In the months after her mother died, followed by her father only weeks later, Hattie slept with the albums every night. Many of the photos were dull, their images worn away by Hattie’s needy fingers. One picture of her mama and daddy holding their family’s cat Turkey Legs on the porch of their farmhouse had been so tattered after Hattie’s touching, Gram Ruth had thrown it away without even asking. Hattie still remembered the picture, the way her mama looked to the left gazing at Daddy while he grinned holding a wriggling Turkey Legs in place as Jude, even then loving photography, snapped the shot.
Jude would laugh if she saw the stack of albums Hattie brought into her new home. She pulled each one out, wiped a layer of silt from their covers and stacked them neatly to the side. She wanted the wedding photograph of her mama that had been displayed at her memorial, but found the bottom of the crate filled with straw and no more photos.
She’d have to return to Gram Ruth’s.
Jude
“Psychiatry?” Jude said, eying Damien through increasingly drunk eyes. “What compelled you to become a head-shrinker?”

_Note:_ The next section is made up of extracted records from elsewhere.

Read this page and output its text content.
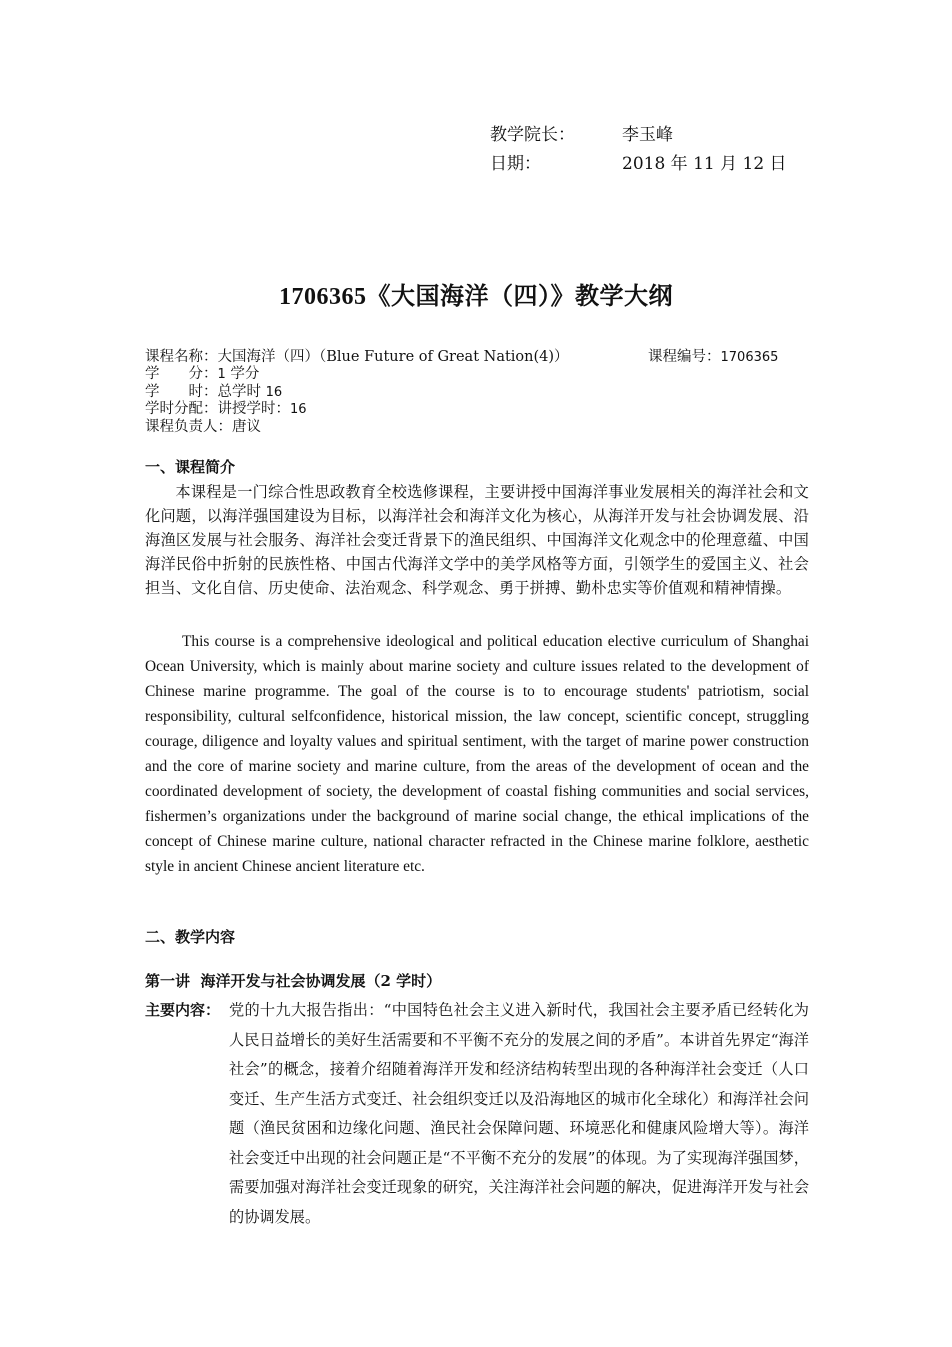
教学院长：	李玉峰
日期：	2018 年 11 月 12 日
1706365《大国海洋（四）》教学大纲
课程名称：大国海洋（四）（Blue Future of Great Nation(4)）	课程编号：1706365
学　　分：1 学分
学　　时：总学时 16
学时分配：讲授学时：16
课程负责人：唐议
一、课程简介
本课程是一门综合性思政教育全校选修课程，主要讲授中国海洋事业发展相关的海洋社会和文化问题，以海洋强国建设为目标，以海洋社会和海洋文化为核心，从海洋开发与社会协调发展、沿海渔区发展与社会服务、海洋社会变迁背景下的渔民组织、中国海洋文化观念中的伦理意蕴、中国海洋民俗中折射的民族性格、中国古代海洋文学中的美学风格等方面，引领学生的爱国主义、社会担当、文化自信、历史使命、法治观念、科学观念、勇于拼搏、勤朴忠实等价值观和精神情操。
This course is a comprehensive ideological and political education elective curriculum of Shanghai Ocean University, which is mainly about marine society and culture issues related to the development of Chinese marine programme. The goal of the course is to to encourage students' patriotism, social responsibility, cultural selfconfidence, historical mission, the law concept, scientific concept, struggling courage, diligence and loyalty values and spiritual sentiment, with the target of marine power construction and the core of marine society and marine culture, from the areas of the development of ocean and the coordinated development of society, the development of coastal fishing communities and social services, fishermen’s organizations under the background of marine social change, the ethical implications of the concept of Chinese marine culture, national character refracted in the Chinese marine folklore, aesthetic style in ancient Chinese ancient literature etc.
二、教学内容
第一讲  海洋开发与社会协调发展（2 学时）
主要内容： 党的十九大报告指出：“中国特色社会主义进入新时代，我国社会主要矛盾已经转化为人民日益增长的美好生活需要和不平衡不充分的发展之间的矛盾”。本讲首先界定“海洋社会”的概念，接着介绍随着海洋开发和经济结构转型出现的各种海洋社会变迁（人口变迁、生产生活方式变迁、社会组织变迁以及沿海地区的城市化全球化）和海洋社会问题（渔民贫困和边缘化问题、渔民社会保障问题、环境恶化和健康风险增大等）。海洋社会变迁中出现的社会问题正是“不平衡不充分的发展”的体现。为了实现海洋强国梦，需要加强对海洋社会变迁现象的研究，关注海洋社会问题的解决，促进海洋开发与社会的协调发展。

Damien took a shot and laughed, grimacing at the bitter taste. His blond hair settled over his eyes and he swiped it away.
“I like to help people.”
“Oh come off it,” she badgered. “Don’t go one-dimensional on me now. We just spent twenty minutes talking about why you’re conflicted about living in the suburbs. You can do better than, ‘I like to help people.’”
“Another round?” he asked, waving at their empty glasses.
Jude gauged her level of drunkenness and knew she should say no. “Yeah, but first an honest answer.”
He squinted and puckered his lips.
“I’m curious about people and why they do what they do.” He waved to the bartender to refill their drinks. “My father’s a religious man and he believes the devil is behind the dark things in this world. I tend to think the opposite. Perfectly good people do terrible things. Case in point.” He pointed at the line of empty shot glasses.
Jude rubbed the back of her neck, the familiar urges of her body imagining unbuttoning Damien’s shirt.
“I don’t think the devil’s behind this,” she laughed. “What saint doesn’t love a little holy wine?”
He grinned.
“Nor do I, but it’s against my better judgment. I have to work tomorrow. You too, I bet. Yet here we are.” He winked at her and held his shot glass high after the bartender refilled it.